CIR vs. Hantex Trading (2005)
-       The principle of “best evidence obtainable” envisaged in Sec. 6(B)of the 1997 NIRC includes:
a) corporate and accounting records of the taxpayer who is is the subject of the assessment process;
b) accounting records of other taxpayers engaged in the same line of business, including their gross profit and net profit sales;
c) data, record, paper, document or any evidence gathered by internal revenue officers from other taxpayers who had personal transactions with or from whom the subject taxpayer received any income;
d) record, data, document and information secured from government offices or agencies (ex. SEC, Central Bank, Bureau of Customs, Tariff and Customs Commission)

- The law allows the BIR access to all relevant or material records and data in the person of the taxpayer, in whatever form they may be kept. The standard is not the form but where it might shed light on the accuracy of the taxpayer’s return.

- Generally, administrative agencies such as the BIR are not bound by technical rules of evidence. Hence, it can accept documents, which cannot be admitted in a judicial proceeding where the Rules of Court are strictly observed (ex. hearsay evidence). It can choose to give weight or disregard such evidence, depending on their trustworthiness.

- However, this principle does NOT include photocopies of records or documents.

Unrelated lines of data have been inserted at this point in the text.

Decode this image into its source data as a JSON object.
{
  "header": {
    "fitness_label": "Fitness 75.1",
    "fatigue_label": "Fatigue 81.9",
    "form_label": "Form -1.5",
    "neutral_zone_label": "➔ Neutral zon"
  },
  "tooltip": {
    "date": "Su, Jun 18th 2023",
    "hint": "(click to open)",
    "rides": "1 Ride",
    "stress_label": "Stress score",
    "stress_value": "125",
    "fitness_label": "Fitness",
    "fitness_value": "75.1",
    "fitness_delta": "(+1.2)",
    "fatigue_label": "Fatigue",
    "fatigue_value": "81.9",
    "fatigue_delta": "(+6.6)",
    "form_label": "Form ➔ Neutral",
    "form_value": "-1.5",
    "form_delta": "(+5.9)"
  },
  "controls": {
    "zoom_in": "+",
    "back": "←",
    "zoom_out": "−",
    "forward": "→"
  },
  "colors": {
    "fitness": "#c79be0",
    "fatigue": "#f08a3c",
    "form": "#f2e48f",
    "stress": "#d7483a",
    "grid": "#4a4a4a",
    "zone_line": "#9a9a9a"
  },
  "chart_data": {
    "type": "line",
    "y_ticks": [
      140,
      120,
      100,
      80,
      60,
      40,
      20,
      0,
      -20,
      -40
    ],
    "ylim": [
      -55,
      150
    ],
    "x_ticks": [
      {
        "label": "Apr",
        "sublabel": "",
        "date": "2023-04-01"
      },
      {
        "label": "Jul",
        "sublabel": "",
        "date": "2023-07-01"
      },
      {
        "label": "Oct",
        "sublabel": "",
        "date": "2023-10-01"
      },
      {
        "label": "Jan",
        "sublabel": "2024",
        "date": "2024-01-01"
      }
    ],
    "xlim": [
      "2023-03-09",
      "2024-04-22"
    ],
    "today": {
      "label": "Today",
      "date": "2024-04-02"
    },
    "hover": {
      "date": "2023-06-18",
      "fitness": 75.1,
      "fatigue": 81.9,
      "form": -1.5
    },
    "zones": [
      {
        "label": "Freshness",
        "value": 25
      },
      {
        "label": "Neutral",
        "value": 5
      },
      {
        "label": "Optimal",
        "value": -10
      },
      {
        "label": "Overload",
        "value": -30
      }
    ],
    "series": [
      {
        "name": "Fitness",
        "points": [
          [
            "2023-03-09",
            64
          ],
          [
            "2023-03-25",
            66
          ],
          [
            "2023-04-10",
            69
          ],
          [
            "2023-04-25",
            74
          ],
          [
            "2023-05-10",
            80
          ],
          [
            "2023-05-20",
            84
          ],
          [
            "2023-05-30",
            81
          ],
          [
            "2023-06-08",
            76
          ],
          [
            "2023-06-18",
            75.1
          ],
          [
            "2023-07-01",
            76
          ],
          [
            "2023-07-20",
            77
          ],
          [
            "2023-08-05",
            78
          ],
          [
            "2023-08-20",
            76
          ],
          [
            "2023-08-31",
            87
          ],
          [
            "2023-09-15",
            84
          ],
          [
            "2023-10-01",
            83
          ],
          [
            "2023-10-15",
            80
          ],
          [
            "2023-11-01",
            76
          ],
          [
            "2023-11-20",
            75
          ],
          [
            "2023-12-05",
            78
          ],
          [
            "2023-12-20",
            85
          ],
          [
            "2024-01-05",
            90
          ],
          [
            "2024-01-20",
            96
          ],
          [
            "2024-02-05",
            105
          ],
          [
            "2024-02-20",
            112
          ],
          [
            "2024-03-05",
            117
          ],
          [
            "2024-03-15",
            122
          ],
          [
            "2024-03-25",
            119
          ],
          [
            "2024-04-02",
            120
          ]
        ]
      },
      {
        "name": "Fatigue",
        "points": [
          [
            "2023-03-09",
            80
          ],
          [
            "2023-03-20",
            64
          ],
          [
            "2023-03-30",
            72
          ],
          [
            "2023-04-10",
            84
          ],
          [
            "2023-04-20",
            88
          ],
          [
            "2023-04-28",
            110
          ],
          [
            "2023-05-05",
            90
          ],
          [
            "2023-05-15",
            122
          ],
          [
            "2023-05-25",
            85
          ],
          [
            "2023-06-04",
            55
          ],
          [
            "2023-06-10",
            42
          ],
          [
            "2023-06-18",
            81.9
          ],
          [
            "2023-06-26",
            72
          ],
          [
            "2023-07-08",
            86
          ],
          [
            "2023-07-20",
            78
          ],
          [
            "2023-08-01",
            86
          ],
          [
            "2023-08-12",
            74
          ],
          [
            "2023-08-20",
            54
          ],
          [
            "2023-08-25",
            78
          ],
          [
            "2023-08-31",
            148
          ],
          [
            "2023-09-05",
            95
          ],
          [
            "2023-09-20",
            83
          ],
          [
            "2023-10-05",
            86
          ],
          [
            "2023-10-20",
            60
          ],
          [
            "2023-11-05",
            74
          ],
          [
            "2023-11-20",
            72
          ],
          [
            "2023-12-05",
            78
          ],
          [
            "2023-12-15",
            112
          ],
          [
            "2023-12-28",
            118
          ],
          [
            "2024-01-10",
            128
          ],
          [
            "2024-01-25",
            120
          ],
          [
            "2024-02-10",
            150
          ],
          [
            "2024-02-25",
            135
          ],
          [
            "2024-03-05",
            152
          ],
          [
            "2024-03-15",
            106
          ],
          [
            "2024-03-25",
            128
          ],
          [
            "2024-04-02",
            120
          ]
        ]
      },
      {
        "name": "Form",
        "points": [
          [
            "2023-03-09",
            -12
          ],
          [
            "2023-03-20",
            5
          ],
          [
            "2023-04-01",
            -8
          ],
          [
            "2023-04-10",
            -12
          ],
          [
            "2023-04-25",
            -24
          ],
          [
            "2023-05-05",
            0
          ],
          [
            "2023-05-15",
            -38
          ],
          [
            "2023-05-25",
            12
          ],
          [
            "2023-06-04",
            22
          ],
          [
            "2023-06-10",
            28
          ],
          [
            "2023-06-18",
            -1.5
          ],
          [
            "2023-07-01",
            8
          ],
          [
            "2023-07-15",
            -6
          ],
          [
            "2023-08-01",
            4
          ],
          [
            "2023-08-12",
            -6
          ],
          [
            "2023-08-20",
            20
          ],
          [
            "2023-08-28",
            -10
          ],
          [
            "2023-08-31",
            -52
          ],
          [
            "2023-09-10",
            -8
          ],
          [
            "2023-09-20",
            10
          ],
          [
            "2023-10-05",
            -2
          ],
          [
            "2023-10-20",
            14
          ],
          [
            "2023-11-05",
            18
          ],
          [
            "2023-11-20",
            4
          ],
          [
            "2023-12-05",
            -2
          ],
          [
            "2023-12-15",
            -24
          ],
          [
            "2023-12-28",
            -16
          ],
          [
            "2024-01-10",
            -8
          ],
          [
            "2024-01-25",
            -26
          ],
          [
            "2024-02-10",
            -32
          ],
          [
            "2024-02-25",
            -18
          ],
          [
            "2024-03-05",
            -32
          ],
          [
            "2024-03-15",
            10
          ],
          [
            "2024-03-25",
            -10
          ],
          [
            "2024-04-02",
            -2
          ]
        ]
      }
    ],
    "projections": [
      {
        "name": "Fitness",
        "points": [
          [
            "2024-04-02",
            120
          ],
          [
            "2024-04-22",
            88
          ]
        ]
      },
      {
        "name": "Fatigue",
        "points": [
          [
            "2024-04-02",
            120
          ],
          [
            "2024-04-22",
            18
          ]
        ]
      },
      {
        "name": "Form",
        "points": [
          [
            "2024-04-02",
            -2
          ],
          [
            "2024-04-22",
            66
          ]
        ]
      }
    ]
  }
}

Such photocopies have no probative value if offered as proof of the contents thereof nor as basis for any deficiency income or business taxes against a taxpayer.

- General Rule: in the absence of accounting records of a taxpayer, his tax liability may be determined by estimation. The BIR is not required to compute such tax liabilities with mathematical exactness, and to rule otherwise will be tantamount to ruling that skillful concealment is an invincible barrier to proof.

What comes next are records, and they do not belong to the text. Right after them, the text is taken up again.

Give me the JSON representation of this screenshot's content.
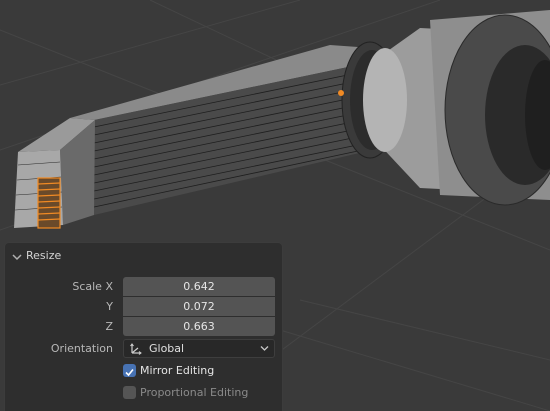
{
  "colors": {
    "viewport_bg": "#3a3a3a",
    "panel_bg": "#2e2e2e",
    "field_bg": "#545454",
    "selection_orange": "#f08a24",
    "checkbox_on": "#4772b3"
  },
  "panel": {
    "title": "Resize",
    "scale": [
      {
        "label": "Scale X",
        "value": "0.642"
      },
      {
        "label": "Y",
        "value": "0.072"
      },
      {
        "label": "Z",
        "value": "0.663"
      }
    ],
    "orientation": {
      "label": "Orientation",
      "value": "Global",
      "icon": "orientation-axes-icon"
    },
    "mirror": {
      "label": "Mirror Editing",
      "checked": true
    },
    "proportional": {
      "label": "Proportional Editing",
      "checked": false
    }
  }
}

Exception: where the estimation is arrived at arbitrarily and capriciously

Sy Po vs. CTA and BIR (1988)
- The rule on the “best evidence obtainable” applies when a tax report required by law for the purpose of assessment is not available or when the tax return required by law is incomplete or fraudulent. In this case, the persistent failure of the petitioners to present their books of accounts for examination for the taxable years involved left the CIR no other legal option except to resort to the power conferred upon him under Sec. 6 (B) of the NIRC.

Bache and Co. (Phil.), Inc. vs. Judge Ruiz (1971)
-  Exception to the rule on “best evidence obtainable”: Notwithstanding the powers of the CIR, the taxpayers are still entitled to their constitutional right against illegal searches and seizures. Evidence obtained through illegal searches and seizures, when made the basis of an assessment, will render such assessment invalid.

-  In this case, the warrants sanctioning the seizure of all records of the petitioners, whatever their nature, contravened the explicit command of the Bill or Rights that the things to be seized must be particularly described. The language used in the warrants was all-embracing as to include all conceivable records of the petitioner corporation, which, if seized, could possibly render its business inoperative.

Fitness By Design, Inc. vs CIR
-  Consent of the taxpayer is not necessary for the procurement of his books of accounts in the exercise of the CIR’s access power provided in Sec.5 of the NIRC. To require such consent would defeat the law’s intent to help the BIR to assess and collect the correct amount of taxes.

-   In this case, Sablan, a colleague of petitioner’s former bookkeeper, became an informer to the CIR regarding the tax liability of petitioner. Petitioner alleges that Sablan illegally took custody of its accounting records, and submitted the same to the BIR without petitioner’s consent.